Last summer, somewhere 37,000ft above the Middle East, in line for the bathroom, I overheard these words: "They're so rude. They never say please or thank you."
You get no prizes for guessing who the flight attendant was complaining about: the hapless Chinese passengers on the VS251 from Pudong to Heathrow.
Every year China spends $2.1 billion on English language education to help its people interact with the rest of the world and every year 100,000 foreign teachers move to China to get the job done. The end result? Dozens of enraged flight attendants and thousands of oblivious Chinese air travelers.
Or is it worse? Imagine you went to a job interview and couldn't say "please" or "thank you". What would happen? Imagine you went to study abroad, stayed with a host family and couldn't say "please" or "thank you". What would happen? Imagine you went into a bar, ordered a drink and couldn't say "please" or "thank you". What would happen?

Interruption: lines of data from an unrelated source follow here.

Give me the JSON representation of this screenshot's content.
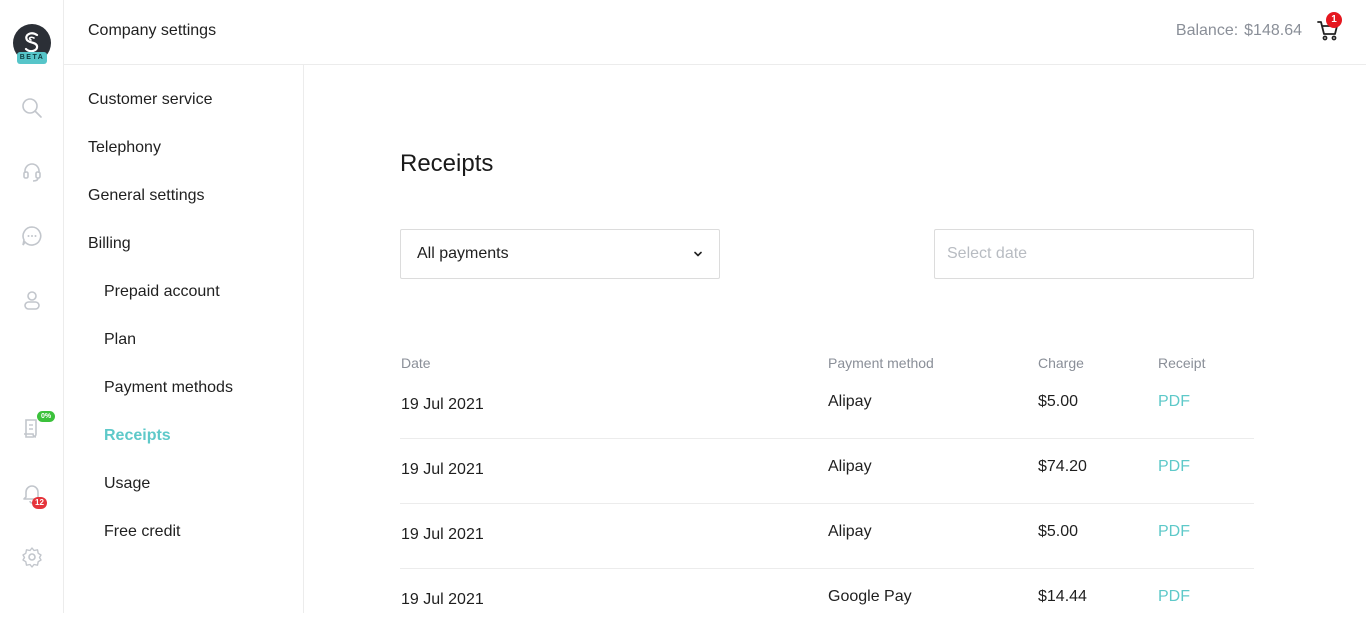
{
  "brand": {
    "badge": "BETA"
  },
  "rail": {
    "icons": [
      "search-icon",
      "headset-icon",
      "chat-icon",
      "user-icon",
      "document-icon",
      "bell-icon",
      "gear-icon"
    ],
    "document_badge": "0%",
    "bell_badge": "12"
  },
  "header": {
    "title": "Company settings",
    "balance_label": "Balance:",
    "balance_value": "$148.64",
    "cart_count": "1"
  },
  "subnav": {
    "customer_service": "Customer service",
    "telephony": "Telephony",
    "general_settings": "General settings",
    "billing": "Billing",
    "prepaid_account": "Prepaid account",
    "plan": "Plan",
    "payment_methods": "Payment methods",
    "receipts": "Receipts",
    "usage": "Usage",
    "free_credit": "Free credit"
  },
  "main": {
    "title": "Receipts",
    "filter_selected": "All payments",
    "date_placeholder": "Select date",
    "columns": {
      "date": "Date",
      "method": "Payment method",
      "charge": "Charge",
      "receipt": "Receipt"
    },
    "rows": [
      {
        "date": "19 Jul 2021",
        "method": "Alipay",
        "charge": "$5.00",
        "receipt": "PDF"
      },
      {
        "date": "19 Jul 2021",
        "method": "Alipay",
        "charge": "$74.20",
        "receipt": "PDF"
      },
      {
        "date": "19 Jul 2021",
        "method": "Alipay",
        "charge": "$5.00",
        "receipt": "PDF"
      },
      {
        "date": "19 Jul 2021",
        "method": "Google Pay",
        "charge": "$14.44",
        "receipt": "PDF"
      }
    ]
  },
  "colors": {
    "accent": "#5ec9c9",
    "alert": "#e5343b",
    "success": "#3bc13b"
  }
}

Anything from unemployment, to eviction, to receiving a serving of saliva in your Long Island ice tea. All of these are likely to happen to our students if we continue to forget to teach them the 3 most important words in English; "please" and "thank you".
So, what can we do about it?
Here are three ideas to help your students remember their P's and Q's:
1. Discuss the differences between "thank you" and "xie xie". When do we say them? Who do we say them to? There are more differences than you think.

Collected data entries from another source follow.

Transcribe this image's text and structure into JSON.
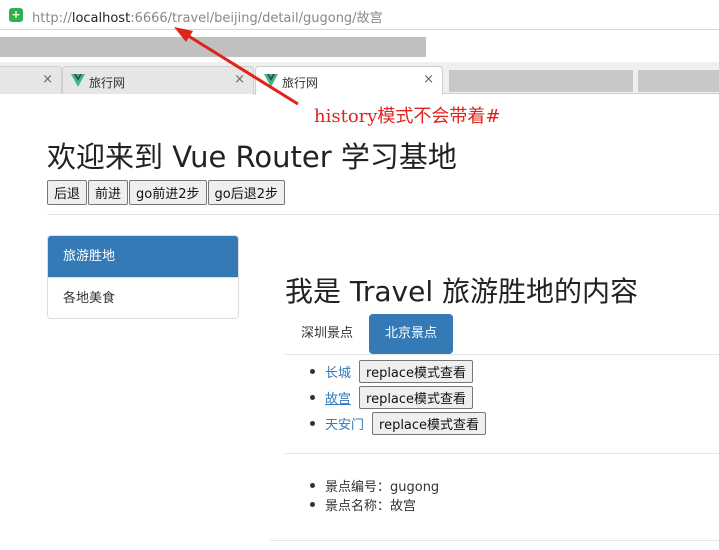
{
  "browser": {
    "url_prefix": "http://",
    "url_host": "localhost",
    "url_rest": ":6666/travel/beijing/detail/gugong/故宫",
    "secure_icon": "shield-check-icon",
    "tabs": [
      {
        "title": "",
        "close": "×",
        "active": false
      },
      {
        "title": "旅行网",
        "close": "×",
        "active": false,
        "icon": "vue-logo-icon"
      },
      {
        "title": "旅行网",
        "close": "×",
        "active": true,
        "icon": "vue-logo-icon"
      }
    ]
  },
  "annotation": {
    "text": "history模式不会带着#",
    "color": "#e0231b"
  },
  "page": {
    "title": "欢迎来到 Vue Router 学习基地",
    "nav_buttons": [
      "后退",
      "前进",
      "go前进2步",
      "go后退2步"
    ]
  },
  "sidebar": {
    "items": [
      {
        "label": "旅游胜地",
        "active": true
      },
      {
        "label": "各地美食",
        "active": false
      }
    ]
  },
  "content": {
    "title": "我是 Travel 旅游胜地的内容",
    "tabs": [
      {
        "label": "深圳景点",
        "active": false
      },
      {
        "label": "北京景点",
        "active": true
      }
    ],
    "spots": [
      {
        "name": "长城",
        "button": "replace模式查看"
      },
      {
        "name": "故宫",
        "button": "replace模式查看"
      },
      {
        "name": "天安门",
        "button": "replace模式查看"
      }
    ],
    "details": [
      "景点编号：gugong",
      "景点名称：故宫"
    ]
  },
  "colors": {
    "primary": "#337ab7",
    "annotation_red": "#e0231b",
    "secure_green": "#2fb24c"
  }
}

2. Show students dialogues with the "please" and "thank you"s removed. Ask them to guess the missing words and add these to the dialogues.
3. Create intercultural miscommunication case studies, give these to your students and ask them to figure out what went wrong.
Next time you're on a plane home at 37,000ft, in line for the bathroom, listen to the flight attendants. If some of your students are on the same flight, you just might overhear these words: "They're so polite. They always say please and thank you.